Вдали я вижу Авеля. Он приближается ко мне неторопливым шагом, то и дело исчезая на ходу в глухой тени сосен, словно в ней растаяв, и вновь вдруг обретая плоть, походку и осанку в вечерних жирных солнечных лучах. Его догоняет Герта. Я потряхиваю и почесываю собаке ухо, докладываю Авелю о неудачных розысках уборщицы и вызываюсь съездить на велосипеде в Борисовку — там, на месте, во всем разобраться… Авель не согласен:

— Куда тебе? В какую Борисовку? Сейчас стемнеет — угодишь в кювет, в твои-то годы… Ты мне и здесь понадобишься. С Натальей разберемся завтра.

Когда стемнело, я понадобился — на поляне перед домом Авеля запалил костер, подвесил над огнем котел с остатками вчерашнего борща, потом был зван к столу, который и накрыл на четверых, на воздухе, вблизи костра. Ели мы молча, поглядывая на темную, будто застывшая смола, в последних тусклых блестках воду Киевского моря, на ясное, все в редких звездах, небо… В тишине раздался близкий, долгий вой чужой собаки. Герта, дремавшая под столом, лениво встала на все четыре лапы, грозно пролаяла во тьму и снова улеглась на живот.

— Собака соседского сторожа, — сказал Авель. — Скучно ей там, в пустом лесу.

Я промолчал, и Варвара не отозвалась. Она не разговаривает с мужем в моем присутствии, должно быть не решив сама с собой, на что я ему сдался и почему мы с ним на ты. Наедине со мной она, однако, вежлива и даже иногда справляется о моем здоровье… Вой во тьме раздался вновь.

— Может, возьмем ее себе? — предложила Татьяна.

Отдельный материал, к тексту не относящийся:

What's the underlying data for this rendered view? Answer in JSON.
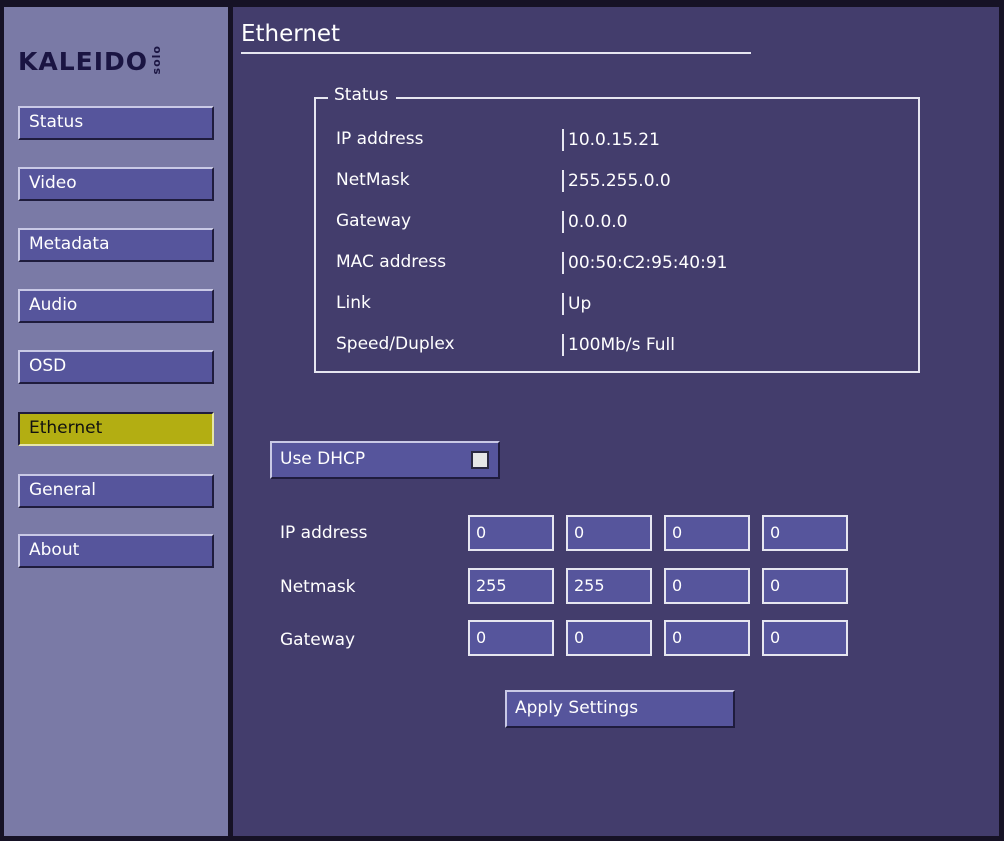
{
  "logo": {
    "main": "KALEIDO",
    "sub": "solo"
  },
  "nav": [
    {
      "label": "Status",
      "active": false
    },
    {
      "label": "Video",
      "active": false
    },
    {
      "label": "Metadata",
      "active": false
    },
    {
      "label": "Audio",
      "active": false
    },
    {
      "label": "OSD",
      "active": false
    },
    {
      "label": "Ethernet",
      "active": true
    },
    {
      "label": "General",
      "active": false
    },
    {
      "label": "About",
      "active": false
    }
  ],
  "page": {
    "title": "Ethernet"
  },
  "status": {
    "legend": "Status",
    "rows": [
      {
        "label": "IP address",
        "value": "10.0.15.21"
      },
      {
        "label": "NetMask",
        "value": "255.255.0.0"
      },
      {
        "label": "Gateway",
        "value": "0.0.0.0"
      },
      {
        "label": "MAC address",
        "value": "00:50:C2:95:40:91"
      },
      {
        "label": "Link",
        "value": "Up"
      },
      {
        "label": "Speed/Duplex",
        "value": "100Mb/s  Full"
      }
    ]
  },
  "dhcp": {
    "label": "Use DHCP",
    "checked": false
  },
  "config": {
    "ip": {
      "label": "IP address",
      "octets": [
        "0",
        "0",
        "0",
        "0"
      ]
    },
    "netmask": {
      "label": "Netmask",
      "octets": [
        "255",
        "255",
        "0",
        "0"
      ]
    },
    "gateway": {
      "label": "Gateway",
      "octets": [
        "0",
        "0",
        "0",
        "0"
      ]
    }
  },
  "apply": {
    "label": "Apply Settings"
  },
  "colors": {
    "sidebar": "#7a7aa6",
    "main": "#433d6c",
    "button": "#56559c",
    "active_button": "#b3ae12",
    "logo": "#1a1442"
  }
}
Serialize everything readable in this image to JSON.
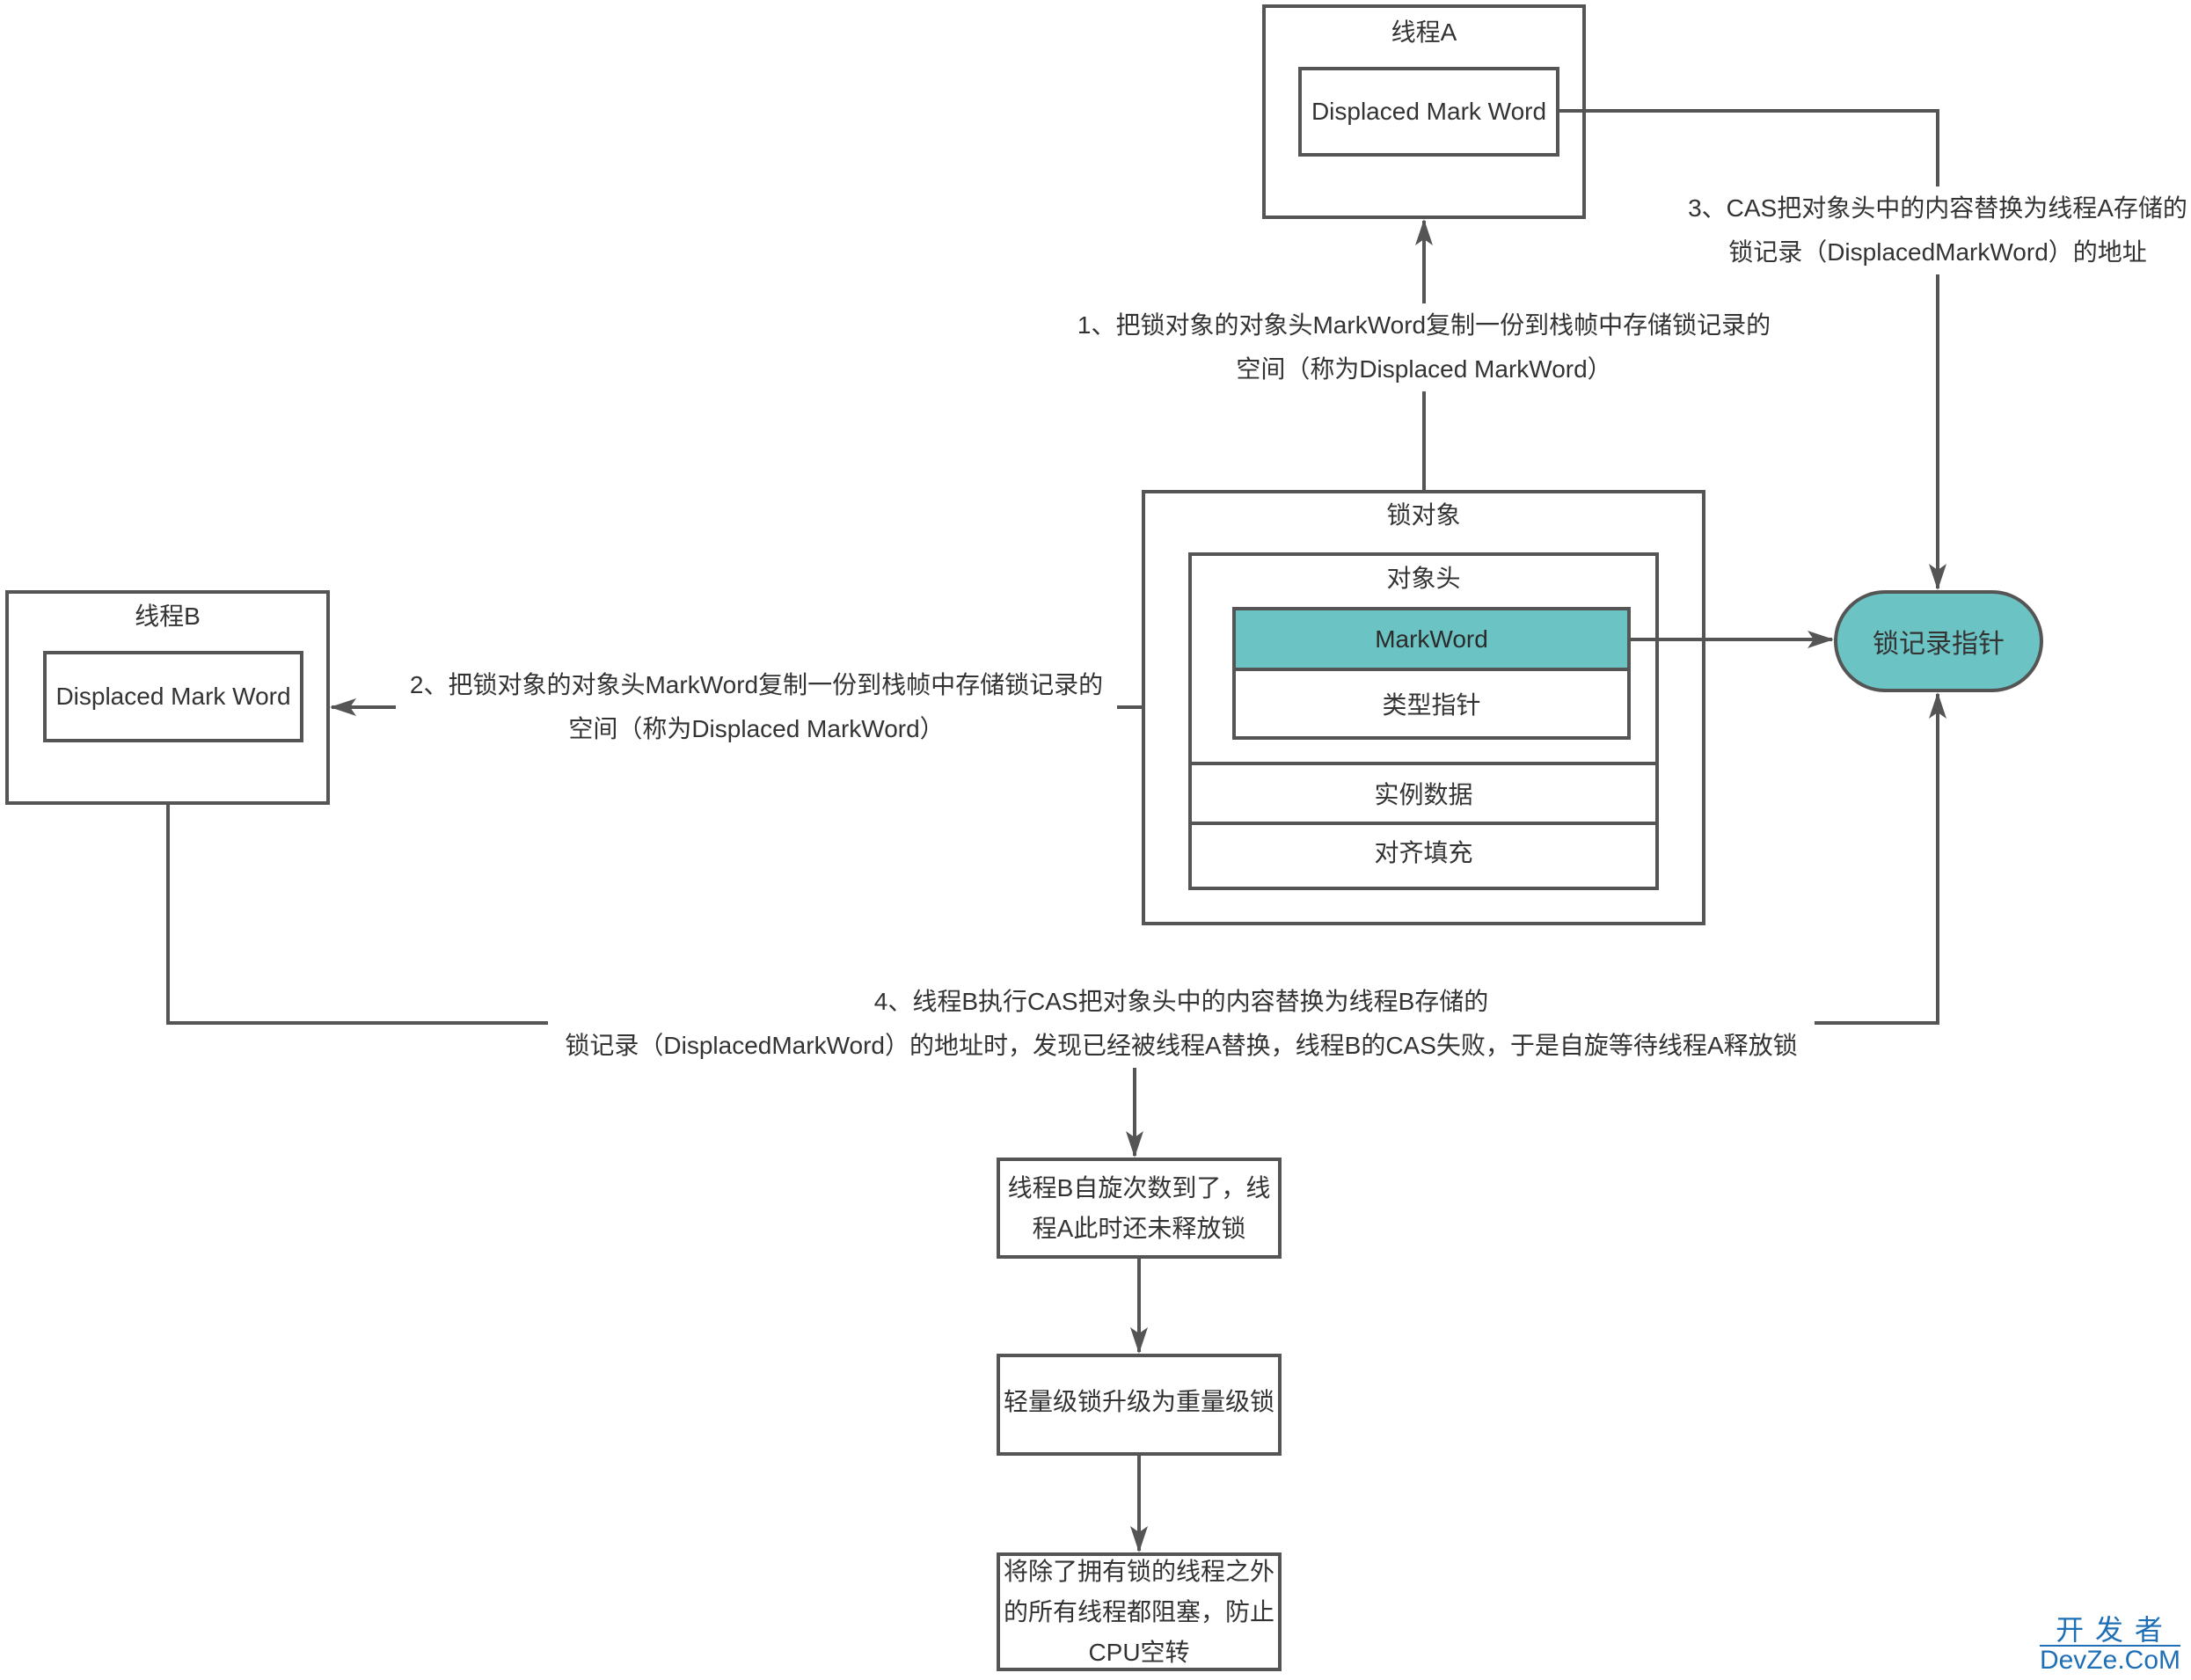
{
  "colors": {
    "accent": "#6cc3c4",
    "stroke": "#555555",
    "text": "#333333",
    "watermark": "#1f6fb6"
  },
  "thread_a": {
    "title": "线程A",
    "record": "Displaced Mark Word"
  },
  "thread_b": {
    "title": "线程B",
    "record": "Displaced Mark Word"
  },
  "lock_object": {
    "title": "锁对象",
    "header": {
      "title": "对象头",
      "mark_word": "MarkWord",
      "type_pointer": "类型指针"
    },
    "instance_data": "实例数据",
    "padding": "对齐填充"
  },
  "lock_record_pointer": "锁记录指针",
  "steps": [
    {
      "lines": [
        "1、把锁对象的对象头MarkWord复制一份到栈帧中存储锁记录的",
        "空间（称为Displaced MarkWord）"
      ]
    },
    {
      "lines": [
        "2、把锁对象的对象头MarkWord复制一份到栈帧中存储锁记录的",
        "空间（称为Displaced MarkWord）"
      ]
    },
    {
      "lines": [
        "3、CAS把对象头中的内容替换为线程A存储的",
        "锁记录（DisplacedMarkWord）的地址"
      ]
    },
    {
      "lines": [
        "4、线程B执行CAS把对象头中的内容替换为线程B存储的",
        "锁记录（DisplacedMarkWord）的地址时，发现已经被线程A替换，线程B的CAS失败，于是自旋等待线程A释放锁"
      ]
    }
  ],
  "flow": [
    {
      "lines": [
        "线程B自旋次数到了，线",
        "程A此时还未释放锁"
      ]
    },
    {
      "lines": [
        "轻量级锁升级为重量级锁"
      ]
    },
    {
      "lines": [
        "将除了拥有锁的线程之外",
        "的所有线程都阻塞，防止",
        "CPU空转"
      ]
    }
  ],
  "watermark": {
    "line1": "开 发 者",
    "line2": "DevZe.CoM"
  }
}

— Это не наша собака, — ответил Авель.

Костер погас, котел начал остывать, мы разошлись по домам. Я долго не мог уснуть, рассуждая сам с собой о сравнительных значениях некоторых русских и украинских слов… Так, наш русский праздник напоминает нам о праздности, о дозволенном, даже предписанном безделье; по-украински праздник будет свято, и это свято возвращает нас к чему-то изначальному, из-за чего мы можем, даже и обязаны в иные дни бездельничать… Или, к примеру, наше русское безумие, наше родное сумасшествие по-украински будет божевилля, то есть совсем другое дело, нежели отсутствие ума, сошествие с ума, расставание с умом или свобода от ума — нет, тут уже размолвка с Богом, освобожденность от Него, богооставленность по-нашему!.. Меня тревожили явные несовпадения сокровенных смыслов, казалось бы одних и тех же слов в наречиях, казалось бы по-родственному близких. Меня лишала сна догадка, ехидная по отношению к себе самому, что я неправильно — быть может, с точностью до наоборот читаю эти смыслы, и что, к примеру, божевилля вовсе не побег от Бога, но что-то прямо противоположное побегу, то есть свобода перед Богом, перед лицом Его, свобода в Боге — такая, стало быть, свобода, за которую ни людей, ни самого себя, но одного лишь Бога следует благодарить… Не первую и не другую ночь меня терзают эти мысли о смыслах слов и мучит понимание того, что эти лишние, бесплодные терзания в часы бессонницы, нелепые и невозможные при свете дня — мешают мне спокойно выучить язык страны, в которой мне, я верю, суждено прожить свою вторую жизнь.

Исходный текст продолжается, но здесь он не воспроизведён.